To use the Limit Comparison Test, follow these steps:

• Identify the series you need to evaluate, known as the target series.
• Choose a series to compare with, ideally one whose convergence properties are already known. This is often called the comparison series.
• Calculate the limit of the ratio of the two series' terms as they approach infinity: \[ \lim_{n \to \infty} \frac{a_n}{b_n} \] where \(a_n\) are terms from the target series, and \(b_n\) are terms from the comparison series.
• If the limit \(c\) is positive and finite, i.e., \(0 < c < \infty\), then both the target and the comparison series either both converge or both diverge.

In our example, we compared \(a_n = \sqrt{\frac{n+1}{n^2+2}}\) with \(b_n = \frac{1}{\sqrt{n}}\), a known challenging series.

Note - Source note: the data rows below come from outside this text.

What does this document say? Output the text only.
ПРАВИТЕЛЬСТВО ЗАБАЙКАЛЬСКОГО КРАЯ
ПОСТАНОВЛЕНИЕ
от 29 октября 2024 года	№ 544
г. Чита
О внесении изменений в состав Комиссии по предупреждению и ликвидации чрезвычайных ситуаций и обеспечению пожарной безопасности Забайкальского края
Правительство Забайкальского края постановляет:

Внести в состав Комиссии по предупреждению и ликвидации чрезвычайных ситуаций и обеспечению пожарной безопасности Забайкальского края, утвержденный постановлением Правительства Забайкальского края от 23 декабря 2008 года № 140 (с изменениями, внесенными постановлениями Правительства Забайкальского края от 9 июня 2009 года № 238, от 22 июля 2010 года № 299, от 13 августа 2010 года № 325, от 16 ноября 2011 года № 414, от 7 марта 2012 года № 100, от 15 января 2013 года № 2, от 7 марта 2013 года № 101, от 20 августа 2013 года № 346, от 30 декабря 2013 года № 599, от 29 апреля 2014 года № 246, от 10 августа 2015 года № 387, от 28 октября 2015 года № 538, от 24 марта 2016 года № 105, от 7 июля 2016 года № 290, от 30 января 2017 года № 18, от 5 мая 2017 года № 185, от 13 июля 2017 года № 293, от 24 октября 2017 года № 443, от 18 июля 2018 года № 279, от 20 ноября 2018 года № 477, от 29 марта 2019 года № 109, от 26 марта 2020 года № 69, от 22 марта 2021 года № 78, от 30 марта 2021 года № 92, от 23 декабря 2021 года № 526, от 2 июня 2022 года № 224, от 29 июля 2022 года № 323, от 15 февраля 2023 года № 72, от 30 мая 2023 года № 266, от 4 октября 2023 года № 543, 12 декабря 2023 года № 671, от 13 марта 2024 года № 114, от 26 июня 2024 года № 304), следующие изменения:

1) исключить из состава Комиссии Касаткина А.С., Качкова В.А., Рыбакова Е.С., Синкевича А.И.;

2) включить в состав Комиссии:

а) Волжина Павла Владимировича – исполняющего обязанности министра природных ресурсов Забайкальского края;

A divergent series is one that does not converge; its terms do not approach a fixed limit as they extend towards infinity. Understanding divergent series is essential in mathematical analysis, as it often relates to the behavior of functions and their integrals.
When dealing with series, particularly in calculus, we look for signs of convergence or divergence. If a series diverges, it means its sum grows without bound or oscillates indefinitely. In the context of the given exercise, the series \( \sum_{n=1}^{\infty} \sqrt{\frac{n+1}{n^2+2}} \) was evaluated using the Limit Comparison Test. We observed it against the series \( \sum_{n=1}^{\infty} \frac{1}{\sqrt{n}} \), which is known to diverge because of the nature of its terms resembling a harmonic-like series with denominator terms not large enough to enforce convergence. Thus, by the test, our target series also diverges.

The P-Series Test is a fundamental concept when discussing series in mathematics. A p-series is of the form:
\[\sum_{n=1}^{\infty} \frac{1}{n^p}\]Where \(p\) is a real number. The convergence of such a series depends entirely on the value of \(p\):

• If \(p > 1\), the series converges.
• If \(p \leq 1\), the series diverges.

In our original exercise, we examined the series \( \sum_{n=1}^{\infty} \frac{1}{\sqrt{n}} \), equating it to a p-series where \(p = \frac{1}{2}\). Since \(p < 1\), it is a divergent p-series. This quickly helps determine how the target series, given in the exercise, behaves when compared using the Limit Comparison Test. Thus, knowledge about p-series significantly aids in evaluating more complex series.